A boa notícia é: o valor pago a mais não é perdido. Ele pode ser recuperado através de um processo administrativo de restituição.

1. O que é o Teto do INSS?

O Instituto Nacional do Seguro Social (INSS) estabelece anualmente um teto para o salário de benefício e para a contribuição. Isso significa que a contribuição previdenciária incide apenas até esse limite máximo.

Qualquer valor descontado sobre rendimentos que ultrapassem a soma do teto mensal é considerado indevido. Esse excedente não aumenta o valor da sua futura aposentadoria e nem lhe dá benefícios extras; é dinheiro que sai do seu bolso sem retorno.

2. Quem geralmente tem direito à restituição?

O pagamento acima do teto ocorre, na maioria das vezes, com quem possui atividades concomitantes (mais de uma fonte de renda). Os casos mais comuns são:

  • Profissionais de Saúde e Educação: Médicos ou professores com vínculos em múltiplos hospitais ou escolas.
  • Empresários/Sócios: Que recebem Pro-labore de sua empresa e também possuem um emprego CLT.
  • Autônomos: Que prestam serviço para várias empresas no mesmo mês.
  • Empregados com dois vínculos CLT: Quando a soma dos salários ultrapassa o teto.

O Erro Comum: Cada empresa faz o desconto do INSS individualmente, sem saber quanto a outra descontou. Se a soma das remunerações ultrapassar o teto, o desconto total será maior do que a lei permite.

3. Como funciona a Restituição (Repetição de Indébito)

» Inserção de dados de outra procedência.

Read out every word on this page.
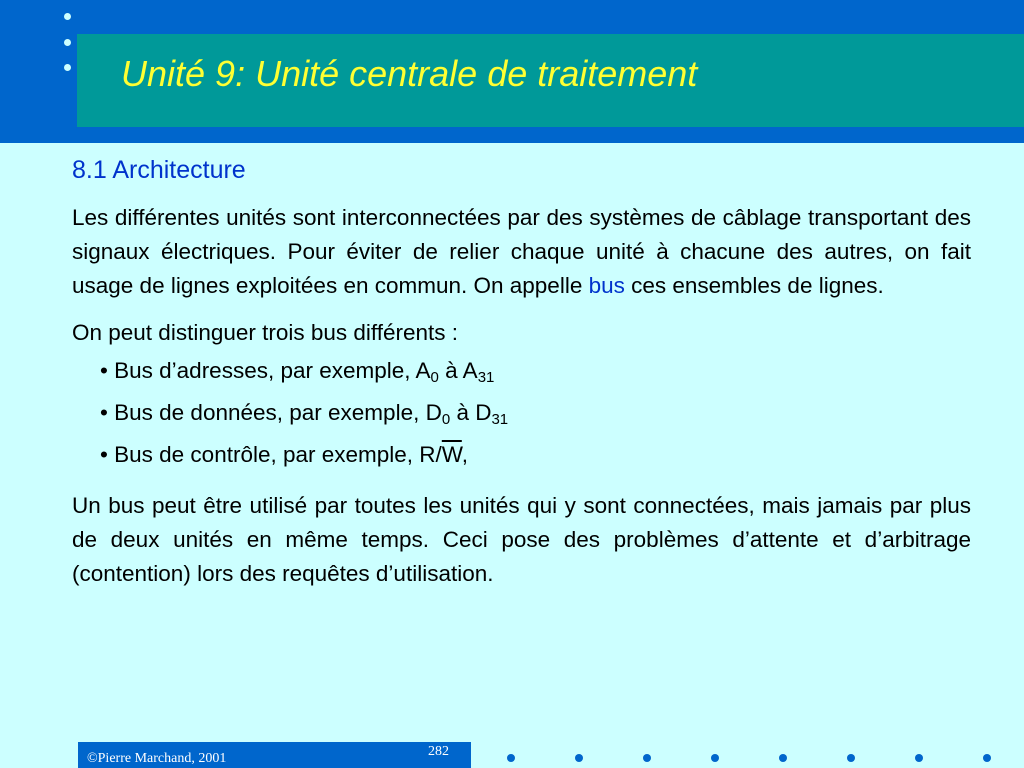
Unité 9: Unité centrale de traitement
8.1 Architecture

Les différentes unités sont interconnectées par des systèmes de câblage transportant des signaux électriques. Pour éviter de relier chaque unité à chacune des autres, on fait usage de lignes exploitées en commun. On appelle bus ces ensembles de lignes.

On peut distinguer trois bus différents :

• Bus d’adresses, par exemple, $A_0$ à $A_{31}$
• Bus de données, par exemple, $D_0$ à $D_{31}$
• Bus de contrôle, par exemple, $R/\overline{W}$,

Un bus peut être utilisé par toutes les unités qui y sont connectées, mais jamais par plus de deux unités en même temps. Ceci pose des problèmes d’attente et d’arbitrage (contention) lors des requêtes d’utilisation.

©Pierre Marchand, 2001	282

A Receita Federal do Brasil (responsável pela arrecadação) permite que o contribuinte peça de volta esses valores.

  • O Prazo: Você pode pedir a restituição dos valores pagos a mais nos últimos 5 anos. Valores anteriores a este período prescrevem e não podem mais ser recuperados.
  • A Correção: O dinheiro não volta com o valor nominal da época. Ele é devolvido atualizado pela taxa Selic acumulada, o que pode gerar um montante significativo.
  • O Processo: Atualmente, o processo é administrativo e digital, feito através do sistema PER/DCOMP (Pedido Eletrônico de Restituição, Ressarcimento ou Reembolso e Declaração de Compensação) no portal e-CAC da Receita Federal. Não é necessário entrar com processo judicial na maioria dos casos.

4. Como evitar que isso continue acontecendo?

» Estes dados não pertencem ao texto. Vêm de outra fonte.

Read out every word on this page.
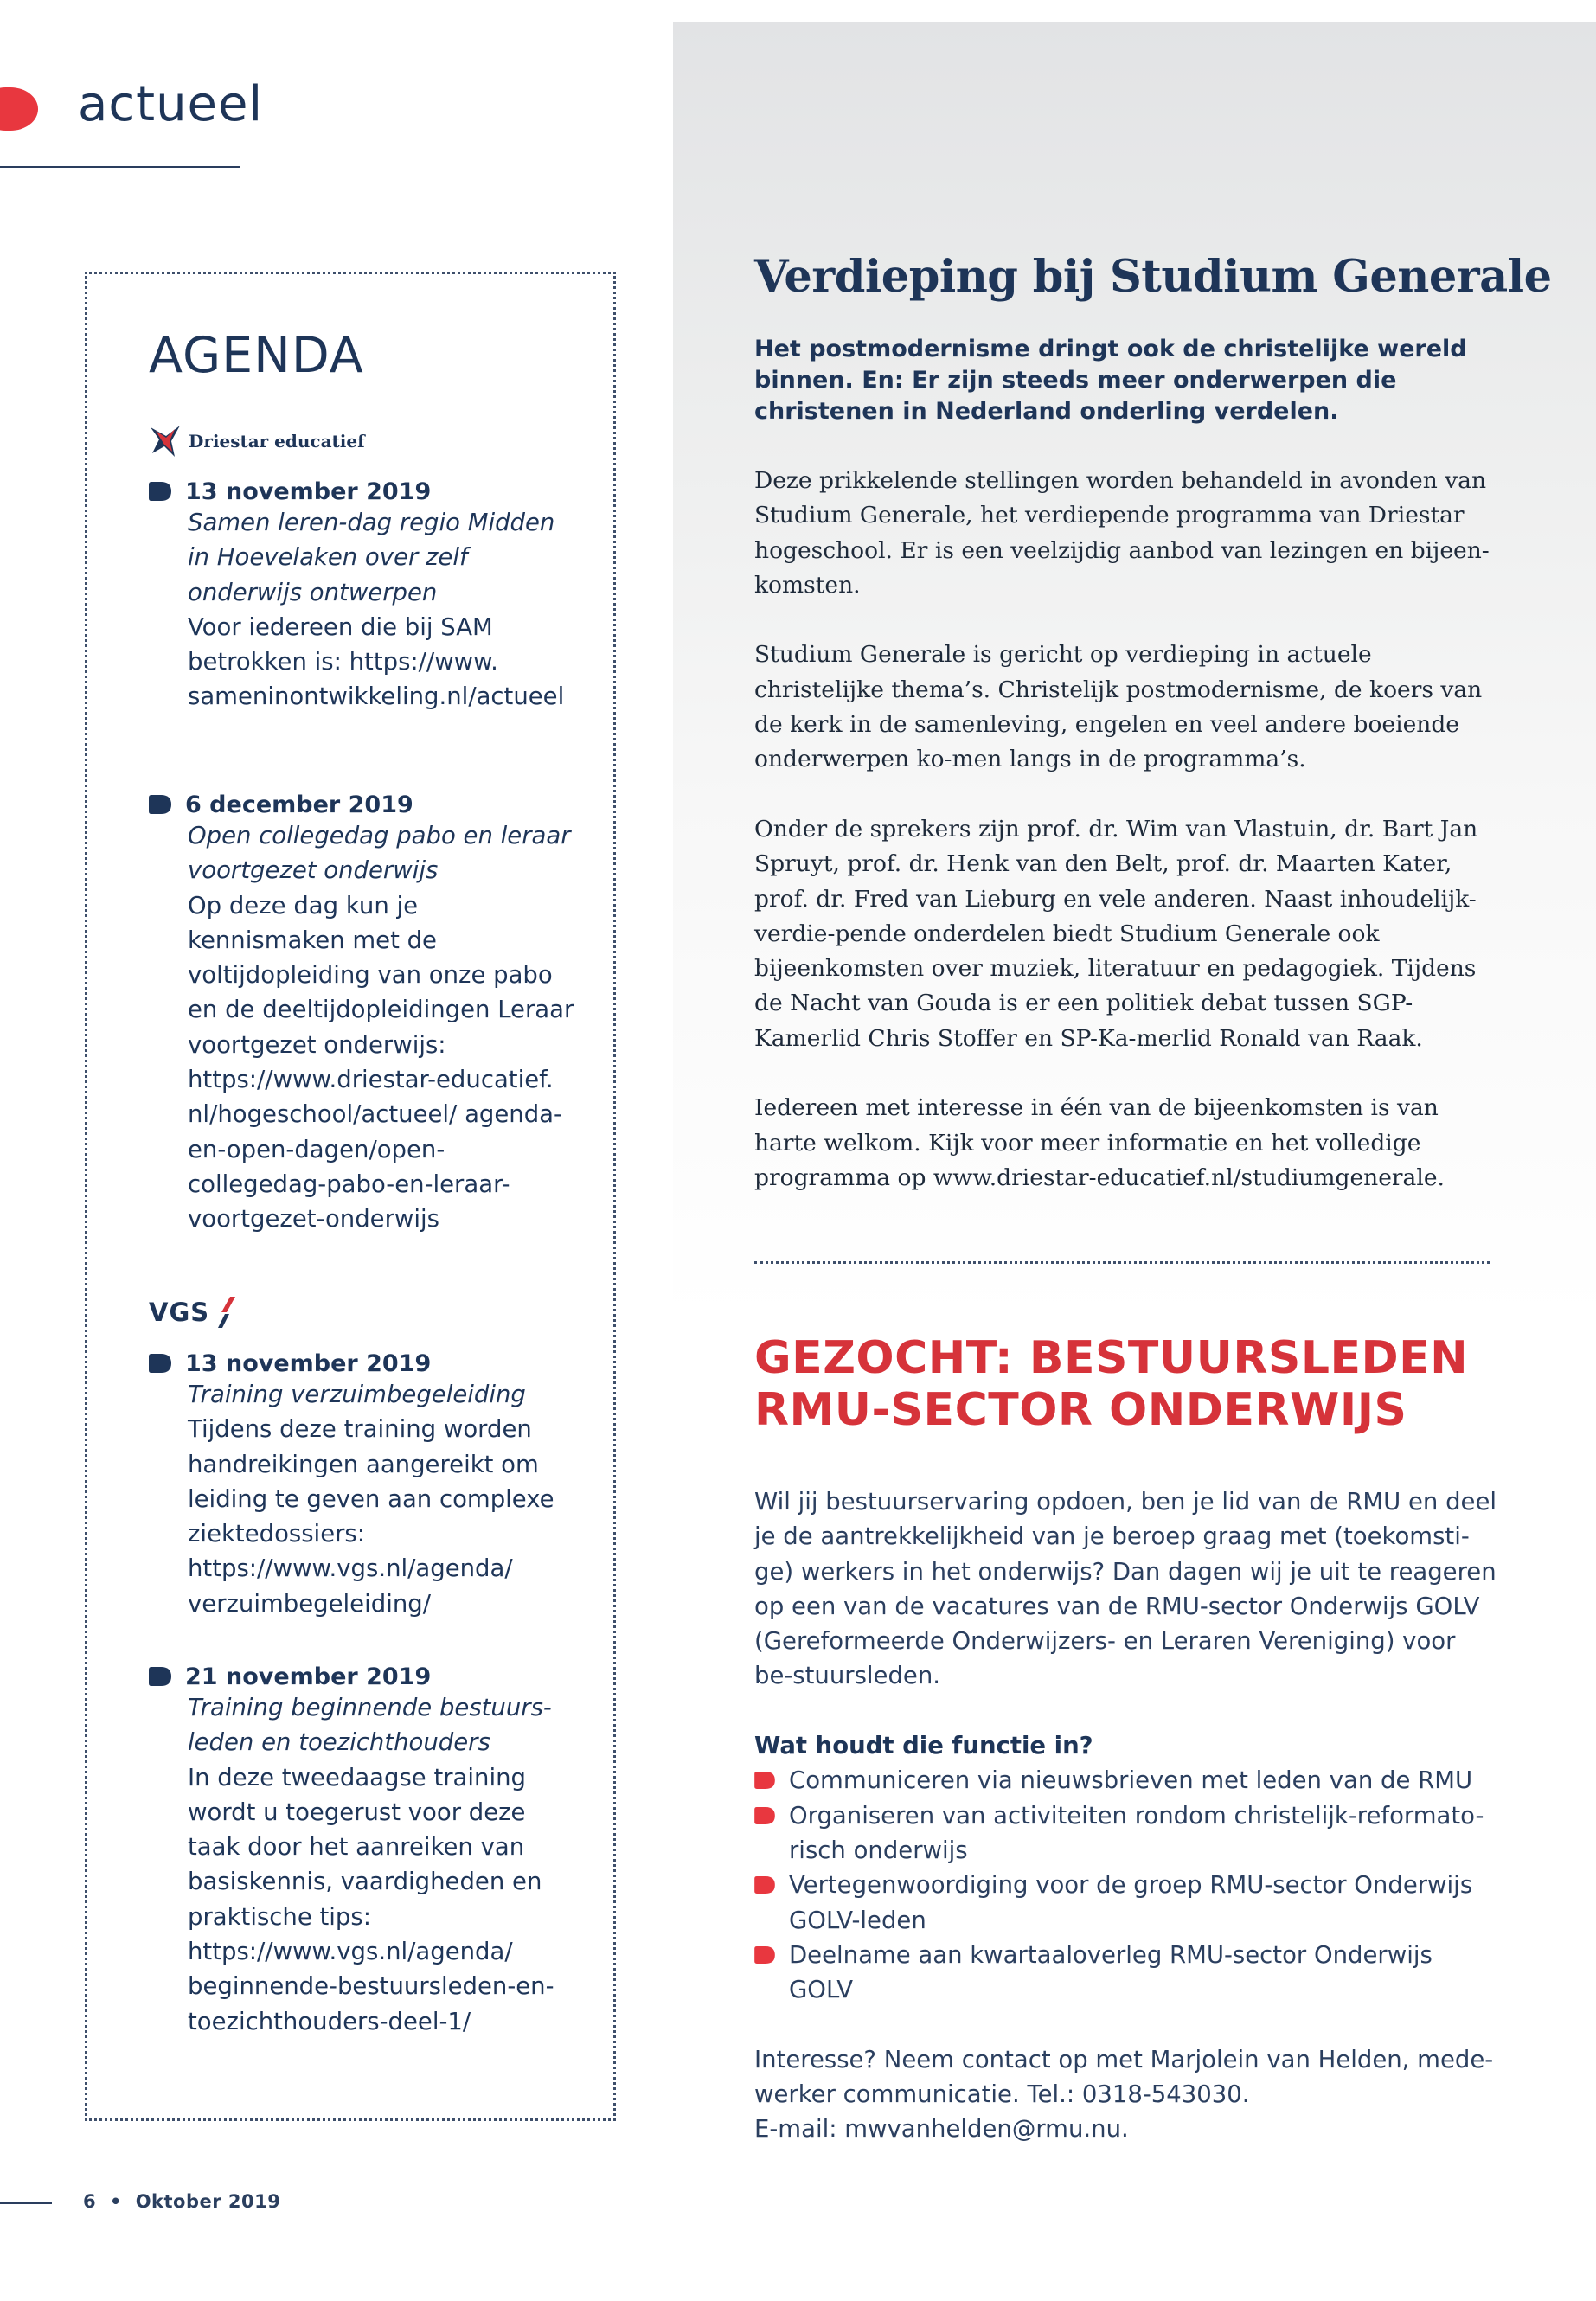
actueel
AGENDA
Driestar educatief
13 november 2019
Samen leren-dag regio Midden in Hoevelaken over zelf onderwijs ontwerpen
Voor iedereen die bij SAM betrokken is: https://www. sameninontwikkeling.nl/actueel
6 december 2019
Open collegedag pabo en leraar voortgezet onderwijs
Op deze dag kun je kennismaken met de voltijdopleiding van onze pabo en de deeltijdopleidingen Leraar voortgezet onderwijs: https://www.driestar-educatief. nl/hogeschool/actueel/ agenda-en-open-dagen/open- collegedag-pabo-en-leraar- voortgezet-onderwijs
VGS
13 november 2019
Training verzuimbegeleiding
Tijdens deze training worden handreikingen aangereikt om leiding te geven aan complexe ziektedossiers: https://www.vgs.nl/agenda/ verzuimbegeleiding/
21 november 2019
Training beginnende bestuurs- leden en toezichthouders
In deze tweedaagse training wordt u toegerust voor deze taak door het aanreiken van basiskennis, vaardigheden en praktische tips: https://www.vgs.nl/agenda/ beginnende-bestuursleden-en- toezichthouders-deel-1/
Verdieping bij Studium Generale
Het postmodernisme dringt ook de christelijke wereld binnen. En: Er zijn steeds meer onderwerpen die christenen in Nederland onderling verdelen.

Deze prikkelende stellingen worden behandeld in avonden van Studium Generale, het verdiepende programma van Driestar hogeschool. Er is een veelzijdig aanbod van lezingen en bijeen-komsten.

Studium Generale is gericht op verdieping in actuele christelijke thema’s. Christelijk postmodernisme, de koers van de kerk in de samenleving, engelen en veel andere boeiende onderwerpen ko-men langs in de programma’s.

Onder de sprekers zijn prof. dr. Wim van Vlastuin, dr. Bart Jan Spruyt, prof. dr. Henk van den Belt, prof. dr. Maarten Kater, prof. dr. Fred van Lieburg en vele anderen. Naast inhoudelijk-verdie-pende onderdelen biedt Studium Generale ook bijeenkomsten over muziek, literatuur en pedagogiek. Tijdens de Nacht van Gouda is er een politiek debat tussen SGP-Kamerlid Chris Stoffer en SP-Ka-merlid Ronald van Raak.

Iedereen met interesse in één van de bijeenkomsten is van harte welkom. Kijk voor meer informatie en het volledige programma op www.driestar-educatief.nl/studiumgenerale.

GEZOCHT: BESTUURSLEDEN
RMU-SECTOR ONDERWIJS

Wil jij bestuurservaring opdoen, ben je lid van de RMU en deel je de aantrekkelijkheid van je beroep graag met (toekomsti-ge) werkers in het onderwijs? Dan dagen wij je uit te reageren op een van de vacatures van de RMU-sector Onderwijs GOLV (Gereformeerde Onderwijzers- en Leraren Vereniging) voor be-stuursleden.

Wat houdt die functie in?

Communiceren via nieuwsbrieven met leden van de RMU
Organiseren van activiteiten rondom christelijk-reformato-risch onderwijs
Vertegenwoordiging voor de groep RMU-sector Onderwijs GOLV-leden
Deelname aan kwartaaloverleg RMU-sector Onderwijs GOLV

Interesse? Neem contact op met Marjolein van Helden, mede-werker communicatie. Tel.: 0318-543030.

E-mail: mwvanhelden@rmu.nu.

6 • Oktober 2019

Para estancar a “sangria” financeira, você deve eleger uma fonte pagadora principal (geralmente a que paga o maior salário ou a que atinge o teto sozinha).

Você deve informar às demais fontes pagadoras (empresas secundárias) que o teto já foi atingido ou parcialmente atingido, para que elas parem de reter o INSS ou retenham apenas sobre a diferença até completar o teto.

5. Passo a Passo Simplificado para a Recuperação

  1. Reúna os Documentos: Tenha em mãos os holerites (contracheques) ou informes de rendimentos de todas as fontes pagadoras dos últimos 5 anos.
  2. Baixe o CNIS: O Extrato Previdenciário (CNIS) pode ser obtido no portal “Meu INSS” e ajuda a conferir os recolhimentos.
  3. Faça os Cálculos: É crucial calcular mês a mês quanto foi descontado e quanto deveria ter sido o teto daquele ano específico.
  4. Acesse o e-CAC: Utilize o programa PER/DCOMP Web para lançar os créditos e solicitar o reembolso.

Atenção: Embora o processo seja administrativo, erros no preenchimento da PER/DCOMP podem levar a malha fina e fiscalização. Recomenda-se um advogado previdenciário para realizar os cálculos exatos e o pedido corretamente.